Downtown Chicago, empty. (Photo by Ronnie Ovando-Gomez)
Downtown Chicago, empty.

Photo by Ronnie Ovando-Gomez

Living in Illinois’s Hotspot

April 11, 2020

The Decaturian isn’t in your hands on a weekly basis but we’re still here, trying to give a voice to Millikin students. That being said, we’re giving you our stories — how we’re getting along in a new world. This is part assignment, part reporting and part recording the world we live in now.
These first excerpts are from Newswriting students and Decaturian reporters. But we’d love to hear from you as well. Tell us what your life is like. And send a picture of your experience. Send your story to Athena Pajer and Sydney Sinks at [email protected].
Thank you and stay safe.
– The Decaturian Staff

Spring break, for me anyway, is about enjoying what I can’t in Decatur: civilization, freedom, travel.

It’s not an insult to Decatur or Millikin by any means, but rather an insight as to how different Central Illinois is from Chicagoland. Coming home means I can enjoy downtown, international cuisine,  world-class museums, Lake Michigan, etc.

Well, that’s what my break was supposed to mean. Now it just means staying home.

That’s honestly been the hardest part about being in quarantine–emotionally, at least. I was looking forward to new volunteering opportunities, and possibly going to neighborhoods other than Wicker Park. There’s always something new in the city, and I was ready to make it my home again, even if it was for a week.

This doesn’t feel like home. It isn’t.

I look at the nearly empty buses whenever I join my parents on an essentials shopping trip, and it just reminds me of what freedom to me now is dangerous for everyone. Measures to further protect transit workers and essential passengers such as rear door entrance and limited passengers have only been implemented as of April 9th. Decatur’s own system, DPTS, actually beat the CTA on something.

My mother took an essential trip to the loop a few weeks ago, and I asked her to take some photos for me. It’s so astonishing how bare the city was. You could actually cross the street without looking both ways safely; that’s how empty it was. What would have been a packed train had no one but my mother and PSA’s about social distancing.

The decision whether to live in Decatur or back home was already answered for me by the time I asked myself, but I hesitated. Yes, I currently live in the county with the most cases and population density in the state. However, I also have access to better medical care should I need it. Not to mention, I wouldn’t have to worry about getting basic necessities, even with all of the panic-buying.
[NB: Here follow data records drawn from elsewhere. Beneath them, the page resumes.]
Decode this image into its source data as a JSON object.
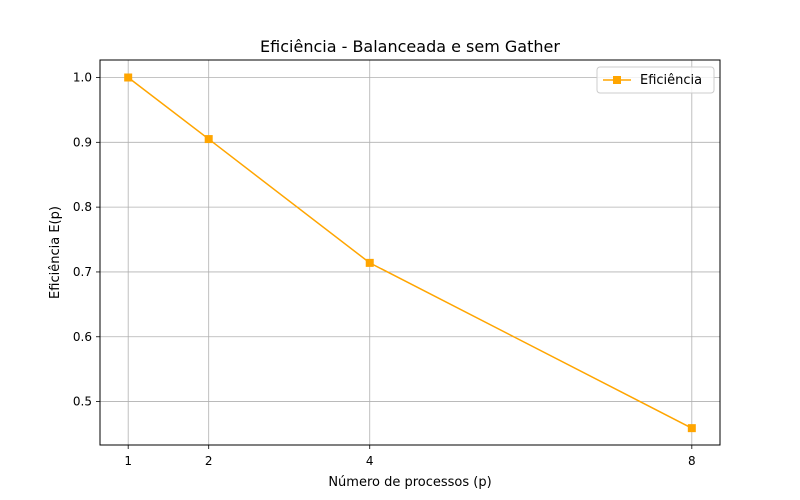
{
  "chart_data": {
    "type": "line",
    "title": "Eficiência - Balanceada e sem Gather",
    "xlabel": "Número de processos (p)",
    "ylabel": "Eficiência E(p)",
    "x": [
      1,
      2,
      4,
      8
    ],
    "xticks": [
      1,
      2,
      4,
      8
    ],
    "yticks": [
      0.5,
      0.6,
      0.7,
      0.8,
      0.9,
      1.0
    ],
    "ytick_labels": [
      "0.5",
      "0.6",
      "0.7",
      "0.8",
      "0.9",
      "1.0"
    ],
    "xlim": [
      0.65,
      8.35
    ],
    "ylim": [
      0.433,
      1.027
    ],
    "grid": true,
    "legend_position": "top-right",
    "series": [
      {
        "name": "Eficiência",
        "values": [
          1.0,
          0.905,
          0.714,
          0.459
        ],
        "color": "#FFA500",
        "marker": "square"
      }
    ]
  }
}
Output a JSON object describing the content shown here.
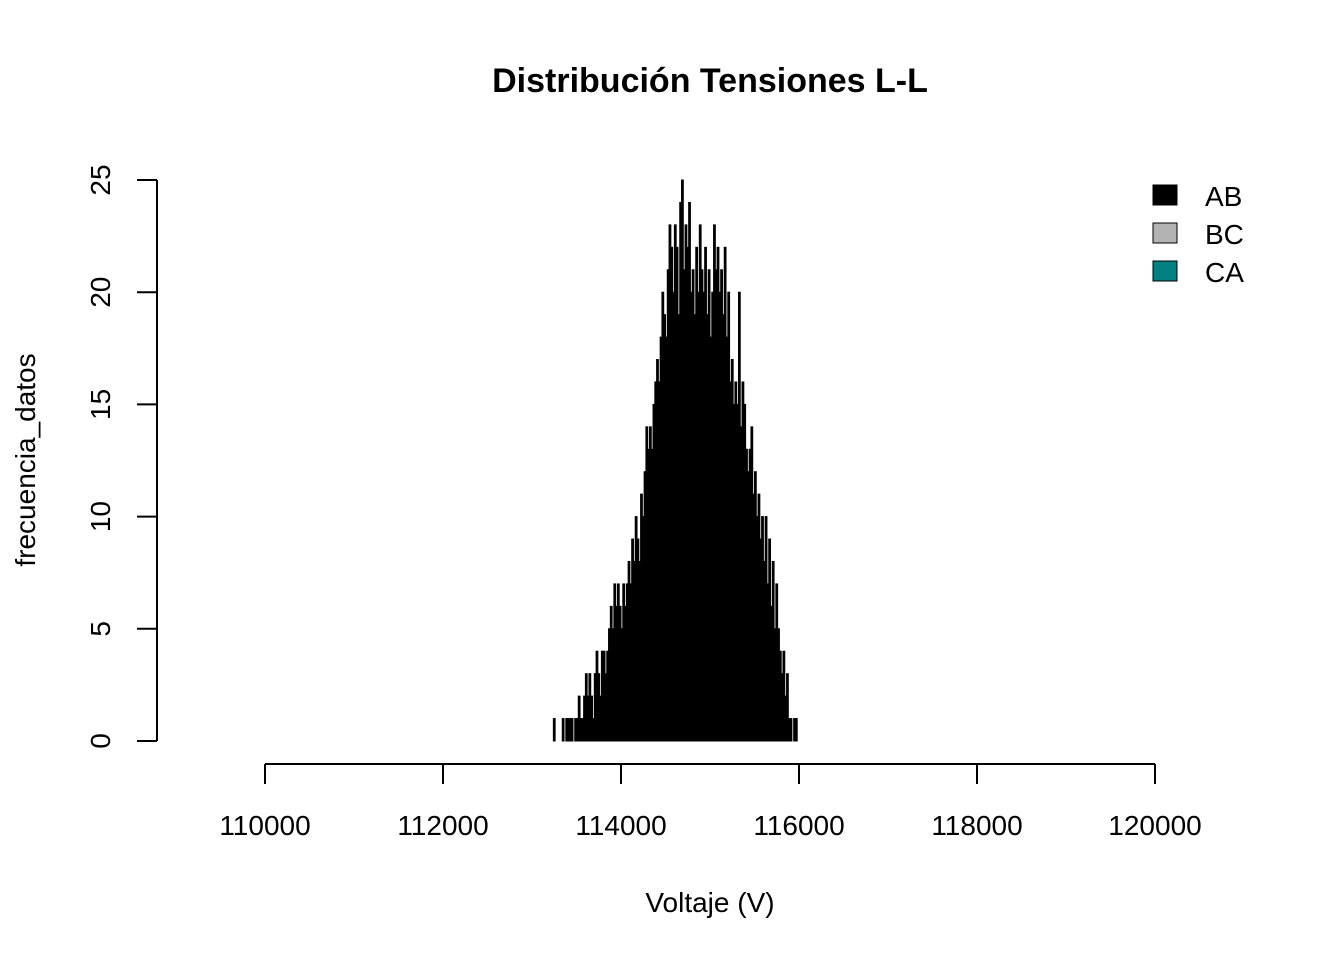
{
  "chart_data": {
    "type": "bar",
    "title": "Distribución Tensiones L-L",
    "xlabel": "Voltaje (V)",
    "ylabel": "frecuencia_datos",
    "xlim": [
      110000,
      120000
    ],
    "ylim": [
      0,
      25
    ],
    "x_ticks": [
      "110000",
      "112000",
      "114000",
      "116000",
      "118000",
      "120000"
    ],
    "y_ticks": [
      "0",
      "5",
      "10",
      "15",
      "20",
      "25"
    ],
    "grid": false,
    "legend_position": "top-right",
    "bin_width": 20,
    "series": [
      {
        "name": "AB",
        "color": "#000000",
        "x_start": 113240,
        "values": [
          1,
          0,
          0,
          0,
          0,
          1,
          0,
          1,
          1,
          1,
          1,
          0,
          1,
          1,
          2,
          1,
          1,
          2,
          3,
          2,
          3,
          2,
          1,
          3,
          4,
          3,
          2,
          4,
          4,
          3,
          4,
          5,
          6,
          5,
          7,
          6,
          7,
          6,
          5,
          7,
          6,
          7,
          8,
          7,
          9,
          8,
          10,
          9,
          8,
          11,
          10,
          12,
          14,
          13,
          14,
          13,
          15,
          16,
          17,
          16,
          18,
          20,
          19,
          18,
          21,
          23,
          22,
          20,
          23,
          22,
          19,
          24,
          25,
          21,
          23,
          22,
          24,
          20,
          21,
          19,
          22,
          20,
          23,
          21,
          20,
          22,
          19,
          21,
          18,
          20,
          23,
          21,
          22,
          20,
          21,
          19,
          22,
          18,
          20,
          16,
          17,
          15,
          16,
          15,
          20,
          14,
          16,
          15,
          13,
          12,
          13,
          14,
          11,
          12,
          10,
          11,
          9,
          10,
          8,
          10,
          7,
          9,
          6,
          8,
          5,
          7,
          5,
          4,
          3,
          4,
          2,
          3,
          1,
          1,
          0,
          1,
          1
        ]
      },
      {
        "name": "BC",
        "color": "#b3b3b3",
        "x_start": 113240,
        "values": []
      },
      {
        "name": "CA",
        "color": "#008080",
        "x_start": 113240,
        "values": []
      }
    ]
  }
}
My parents have memberships to Sam’s and Costco, and there’s a lot of supermarkets right behind my house. Not to mention, most Hispanic-owned stores had plenty in stock, though we don’t often shop there.

It was really the money, time, and privacy that made me want to go back to Millikin. The money I had already spent on my college career, the time I lost to this pandemic, and the privacy the Woods apartment would give to me.

In hindsight, I would have been more tempted to visit friends had I gone back. There’s a lot to do in the city or with friends, but not in the suburbs.

I do wish my suburb’s local government would be as proactive as Decatur’s. For starters, we have no official Facebook page, nor even an official news platform. Most of us get our local news from the nearby suburbs’ Patch articles or our unofficial beat reporter, who did not (and probably couldn’t) report the first death related to COVID-19. Instead, Patch did. Our official general health clinic page for our township has not been updated, only the Behavioral Health-related one and Senior Center pages have.

Other mayors have also been more involved, especially by social media, encouraging others to social distance and stay safe. Had my local mayor made a YouTube video recognizing the importance of social distancing and proper hygiene, as well as the amount of COVID-19 cases, it wouldn’t have made a difference to others who already haven’t taken this pandemic seriously. It would have resonated with people who assumed this virus was a “downtown” issue; who assumed suburban living would have kept them safe.

Social media, last time I checked, was free. There’s no excuse not to take advantage, especially in a time where media’s importance is being recognized while also being labeled as fake and nonsensical.

There’s some hypocrisy I guess, with me also not doing much in general. Depression makes it difficult to find a way to continue doing homework or finding a substitute for my weekly radio show. I have a lot of essays to write, along with a lot of apologetic emails. It’s really easy to ignore everything by not doing anything.

I’m trying to find a home where there isn’t one, because this isn’t home. This isn’t spring break, or my Woods apartment. It’s a pandemic, and it’s teaching me that life is not only fragile, but constructed.